In these cases, and others using built-in functions, the iteration is hidden. What if we want to do something that isn’t a built in and also isn’t an aggregation though? Let’s take the example of adding five to every entry. We could do it by explicitly iterating row by row, then repeat that for each column, ie

# Do not do this!


def add_five_slow(df):
    for i in range(len(df)):
        for j in range(len(df.columns)):
            df.iloc[i, j] = df.iloc[i, j] + 5


%timeit add_five_slow(df)
1.76 ms ± 5.81 μs per loop (mean ± std. dev. of 7 runs, 1,000 loops each)

But to do this, every individual cell must be accessed and operated on—so it is very slow, taking milliseconds. pandas has far faster ways of performing the same operation. For simple operations on data frames with consistent type, you can simply add five to the whole data frame:

%timeit df + 5
42.2 μs ± 124 ns per loop (mean ± std. dev. of 7 runs, 10,000 loops each)

This took tens of microseconds, much faster.

This also works on a per column basis, so you can do df["a"] = df["a"] + 5 and so on.

These operations have equivalents using the assign() operator, which allows for method chaining; stringing multiple operations together. The assign() operator version of df["new_a"] = df["a"] + 5 would be

df = df.assign(new_a=lambda x: x["a"] + 5)

28.5.2. Apply#

What happens if you have a more complicated function you want to iterate over? This is where pandasapply() comes in, and can be used with assignment. apply() can also be used across rows or columns. Like assign(), it can be combined with a lambda function and used with either the whole data frame or just a column (in which case no need to specify axis=).

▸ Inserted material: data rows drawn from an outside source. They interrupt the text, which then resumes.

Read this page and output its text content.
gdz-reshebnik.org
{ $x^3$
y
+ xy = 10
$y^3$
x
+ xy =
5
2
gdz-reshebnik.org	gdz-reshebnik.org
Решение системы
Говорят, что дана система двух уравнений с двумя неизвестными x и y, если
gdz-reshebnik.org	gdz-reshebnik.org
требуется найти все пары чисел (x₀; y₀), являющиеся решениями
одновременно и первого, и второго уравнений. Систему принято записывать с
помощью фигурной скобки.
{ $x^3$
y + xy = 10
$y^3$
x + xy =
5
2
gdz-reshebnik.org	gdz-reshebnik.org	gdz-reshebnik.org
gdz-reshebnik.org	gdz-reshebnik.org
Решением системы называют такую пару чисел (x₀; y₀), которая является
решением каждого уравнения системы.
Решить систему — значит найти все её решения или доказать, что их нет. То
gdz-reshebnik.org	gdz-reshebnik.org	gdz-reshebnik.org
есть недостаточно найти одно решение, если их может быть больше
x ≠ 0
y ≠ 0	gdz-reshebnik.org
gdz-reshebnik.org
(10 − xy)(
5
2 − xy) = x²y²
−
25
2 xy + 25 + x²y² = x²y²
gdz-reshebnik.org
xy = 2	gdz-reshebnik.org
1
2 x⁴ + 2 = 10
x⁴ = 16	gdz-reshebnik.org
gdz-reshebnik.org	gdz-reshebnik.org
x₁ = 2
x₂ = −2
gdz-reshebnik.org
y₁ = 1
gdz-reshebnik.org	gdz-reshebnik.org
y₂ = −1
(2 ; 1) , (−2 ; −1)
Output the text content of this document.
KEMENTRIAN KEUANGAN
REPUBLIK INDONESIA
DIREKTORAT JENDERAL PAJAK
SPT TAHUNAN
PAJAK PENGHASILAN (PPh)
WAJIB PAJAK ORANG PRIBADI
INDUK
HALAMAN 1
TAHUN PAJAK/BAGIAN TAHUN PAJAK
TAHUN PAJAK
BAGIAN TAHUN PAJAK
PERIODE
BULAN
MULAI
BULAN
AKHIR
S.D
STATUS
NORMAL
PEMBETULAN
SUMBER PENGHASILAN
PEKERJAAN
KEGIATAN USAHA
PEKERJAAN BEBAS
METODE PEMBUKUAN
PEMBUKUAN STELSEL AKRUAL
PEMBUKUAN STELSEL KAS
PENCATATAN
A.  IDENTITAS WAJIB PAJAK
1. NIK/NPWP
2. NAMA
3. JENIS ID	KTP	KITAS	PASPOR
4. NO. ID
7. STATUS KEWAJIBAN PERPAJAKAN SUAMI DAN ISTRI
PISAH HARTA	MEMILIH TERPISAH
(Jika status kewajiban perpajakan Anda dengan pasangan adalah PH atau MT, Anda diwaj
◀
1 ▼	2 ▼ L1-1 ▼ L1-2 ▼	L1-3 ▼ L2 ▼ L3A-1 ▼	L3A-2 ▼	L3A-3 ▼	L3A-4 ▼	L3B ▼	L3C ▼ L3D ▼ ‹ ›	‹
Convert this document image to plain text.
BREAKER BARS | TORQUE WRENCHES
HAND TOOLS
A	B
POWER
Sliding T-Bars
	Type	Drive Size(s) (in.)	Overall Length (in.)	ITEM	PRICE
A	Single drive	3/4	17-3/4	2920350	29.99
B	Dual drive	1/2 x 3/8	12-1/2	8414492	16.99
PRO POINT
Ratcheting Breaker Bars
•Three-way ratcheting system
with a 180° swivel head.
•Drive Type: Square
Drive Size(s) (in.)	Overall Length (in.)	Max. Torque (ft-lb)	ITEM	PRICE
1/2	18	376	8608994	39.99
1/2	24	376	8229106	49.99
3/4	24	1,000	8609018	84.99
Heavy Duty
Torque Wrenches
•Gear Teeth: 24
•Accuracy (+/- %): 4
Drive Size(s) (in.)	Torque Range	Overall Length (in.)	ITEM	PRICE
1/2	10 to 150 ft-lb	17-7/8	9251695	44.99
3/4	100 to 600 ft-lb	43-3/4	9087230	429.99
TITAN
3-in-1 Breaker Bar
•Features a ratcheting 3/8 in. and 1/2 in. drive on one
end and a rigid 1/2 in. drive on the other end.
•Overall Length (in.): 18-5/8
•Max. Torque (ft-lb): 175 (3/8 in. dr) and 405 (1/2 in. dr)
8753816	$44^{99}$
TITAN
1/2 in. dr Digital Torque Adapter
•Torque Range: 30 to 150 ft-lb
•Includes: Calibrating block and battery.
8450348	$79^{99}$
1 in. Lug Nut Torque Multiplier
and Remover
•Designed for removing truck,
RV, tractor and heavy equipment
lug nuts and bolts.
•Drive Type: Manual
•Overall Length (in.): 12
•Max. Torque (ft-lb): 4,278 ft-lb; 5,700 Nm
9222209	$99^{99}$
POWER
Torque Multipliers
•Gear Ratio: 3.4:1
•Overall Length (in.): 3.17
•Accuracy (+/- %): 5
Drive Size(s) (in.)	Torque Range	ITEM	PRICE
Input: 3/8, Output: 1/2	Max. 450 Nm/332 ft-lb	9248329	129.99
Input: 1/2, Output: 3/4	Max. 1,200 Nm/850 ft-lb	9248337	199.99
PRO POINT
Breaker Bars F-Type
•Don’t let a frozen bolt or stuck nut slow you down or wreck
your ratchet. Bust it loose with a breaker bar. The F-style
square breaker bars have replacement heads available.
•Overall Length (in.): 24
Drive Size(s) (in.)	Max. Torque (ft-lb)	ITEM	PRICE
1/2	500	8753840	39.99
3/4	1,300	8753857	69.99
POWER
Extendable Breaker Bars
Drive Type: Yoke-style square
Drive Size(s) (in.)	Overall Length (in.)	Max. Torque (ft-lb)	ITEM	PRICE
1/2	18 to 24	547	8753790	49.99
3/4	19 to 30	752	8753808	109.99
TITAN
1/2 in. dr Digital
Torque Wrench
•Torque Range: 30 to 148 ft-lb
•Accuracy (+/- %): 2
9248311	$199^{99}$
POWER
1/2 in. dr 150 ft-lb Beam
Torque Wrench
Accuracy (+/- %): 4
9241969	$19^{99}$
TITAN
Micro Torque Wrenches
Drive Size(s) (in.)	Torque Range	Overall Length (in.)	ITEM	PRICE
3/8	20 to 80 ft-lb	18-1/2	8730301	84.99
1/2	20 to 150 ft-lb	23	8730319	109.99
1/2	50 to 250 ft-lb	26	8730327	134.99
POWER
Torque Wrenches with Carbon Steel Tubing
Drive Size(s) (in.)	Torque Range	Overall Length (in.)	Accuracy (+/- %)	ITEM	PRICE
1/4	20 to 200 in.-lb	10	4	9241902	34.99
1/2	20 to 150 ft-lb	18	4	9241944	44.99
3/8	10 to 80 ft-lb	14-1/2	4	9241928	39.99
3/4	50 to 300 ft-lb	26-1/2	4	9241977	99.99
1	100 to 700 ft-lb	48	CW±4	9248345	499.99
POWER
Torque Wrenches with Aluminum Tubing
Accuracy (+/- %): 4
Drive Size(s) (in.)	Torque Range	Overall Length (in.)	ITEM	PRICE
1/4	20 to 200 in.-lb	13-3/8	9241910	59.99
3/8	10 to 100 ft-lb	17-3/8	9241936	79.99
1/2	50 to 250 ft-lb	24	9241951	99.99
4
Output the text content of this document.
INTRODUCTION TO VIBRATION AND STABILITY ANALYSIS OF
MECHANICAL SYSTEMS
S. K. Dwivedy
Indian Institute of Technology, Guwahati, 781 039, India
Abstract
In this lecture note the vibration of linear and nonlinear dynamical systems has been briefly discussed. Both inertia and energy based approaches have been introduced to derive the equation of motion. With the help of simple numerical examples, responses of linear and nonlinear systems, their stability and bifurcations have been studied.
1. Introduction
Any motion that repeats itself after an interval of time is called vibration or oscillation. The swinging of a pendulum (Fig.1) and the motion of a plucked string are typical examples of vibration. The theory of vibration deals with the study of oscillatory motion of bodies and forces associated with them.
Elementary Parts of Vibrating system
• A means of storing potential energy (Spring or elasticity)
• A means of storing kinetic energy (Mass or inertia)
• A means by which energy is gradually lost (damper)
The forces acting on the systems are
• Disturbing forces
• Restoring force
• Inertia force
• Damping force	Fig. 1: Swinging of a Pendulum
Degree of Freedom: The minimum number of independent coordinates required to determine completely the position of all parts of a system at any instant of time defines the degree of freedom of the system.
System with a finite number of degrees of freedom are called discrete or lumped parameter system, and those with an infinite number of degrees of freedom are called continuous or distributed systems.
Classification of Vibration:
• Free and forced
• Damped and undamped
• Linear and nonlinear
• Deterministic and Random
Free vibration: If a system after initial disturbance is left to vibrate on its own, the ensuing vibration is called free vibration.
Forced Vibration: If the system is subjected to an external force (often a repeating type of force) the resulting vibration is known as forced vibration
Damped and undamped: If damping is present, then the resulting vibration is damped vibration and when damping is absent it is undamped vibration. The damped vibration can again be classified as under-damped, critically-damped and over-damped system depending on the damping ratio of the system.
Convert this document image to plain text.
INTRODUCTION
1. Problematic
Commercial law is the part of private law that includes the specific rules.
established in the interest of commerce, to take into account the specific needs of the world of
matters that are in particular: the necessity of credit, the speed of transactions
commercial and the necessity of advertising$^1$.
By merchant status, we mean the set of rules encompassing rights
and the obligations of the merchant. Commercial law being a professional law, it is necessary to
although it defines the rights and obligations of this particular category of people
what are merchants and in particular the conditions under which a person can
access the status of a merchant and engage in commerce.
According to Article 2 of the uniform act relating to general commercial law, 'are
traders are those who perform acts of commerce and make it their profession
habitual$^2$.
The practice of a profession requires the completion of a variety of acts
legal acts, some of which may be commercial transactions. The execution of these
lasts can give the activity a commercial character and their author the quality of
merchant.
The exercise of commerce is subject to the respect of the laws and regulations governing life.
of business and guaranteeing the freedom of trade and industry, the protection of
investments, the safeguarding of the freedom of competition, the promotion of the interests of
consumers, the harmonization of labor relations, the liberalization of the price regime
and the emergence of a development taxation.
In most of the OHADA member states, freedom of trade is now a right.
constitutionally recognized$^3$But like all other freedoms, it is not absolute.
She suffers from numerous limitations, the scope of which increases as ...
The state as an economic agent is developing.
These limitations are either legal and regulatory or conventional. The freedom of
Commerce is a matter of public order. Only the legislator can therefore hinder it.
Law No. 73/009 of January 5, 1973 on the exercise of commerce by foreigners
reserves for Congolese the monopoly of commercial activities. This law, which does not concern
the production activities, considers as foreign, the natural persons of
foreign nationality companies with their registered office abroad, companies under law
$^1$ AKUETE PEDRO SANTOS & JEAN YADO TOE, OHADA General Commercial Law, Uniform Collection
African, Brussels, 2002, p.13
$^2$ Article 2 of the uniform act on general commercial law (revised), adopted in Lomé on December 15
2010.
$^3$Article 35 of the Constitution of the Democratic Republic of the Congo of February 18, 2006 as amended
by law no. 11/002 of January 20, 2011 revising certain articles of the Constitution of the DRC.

df.apply(lambda x: x["a"] - x["new_a"].mean() * x["c"] / x["b"], axis=1)
0   -3.362471
1   -2.269930
2   -3.689900
3   -4.567631
4   -4.846017
5   -3.070733
dtype: float64

Note that this is just an example: you could still do this entire operation without using apply! But you will sometimes find yourself with cases where you do need to use it.

Apply also works with functions, including user-defined functions:

def complicated_function(x):
    return x - x.mean()


df = df.apply(complicated_function, axis=1)
df
a b c d new_a
0 -0.917485 -0.190815 -1.828172 -1.146043 4.082515
1 -0.426210 -0.141231 -2.870984 -1.135365 4.573790
2 -2.233258 -0.490805 -1.800799 1.758120 2.766742
3 -0.195650 -1.258830 -1.691134 -1.658737 4.804350
4 -1.821221 -0.682724 -0.836692 0.161859 3.178779
5 -1.897615 0.717044 -1.212110 -0.709704 3.102385

28.5.3. Eval(uate)#

eval() evaluates a string describing operations on DataFrame columns to create new columns. It operates on columns only, not rows or elements. Here’s an example:

df["ratio"] = df.eval("a / new_a")
df
a b c d new_a ratio
0 -0.917485 -0.190815 -1.828172 -1.146043 4.082515 -0.224735
1 -0.426210 -0.141231 -2.870984 -1.135365 4.573790 -0.093185
2 -2.233258 -0.490805 -1.800799 1.758120 2.766742 -0.807180
3 -0.195650 -1.258830 -1.691134 -1.658737 4.804350 -0.040723
4 -1.821221 -0.682724 -0.836692 0.161859 3.178779 -0.572931
5 -1.897615 0.717044 -1.212110 -0.709704 3.102385 -0.611663

Evaluate can also be used to create new boolean columns using, for example, a string "a > 0.5" in the above example.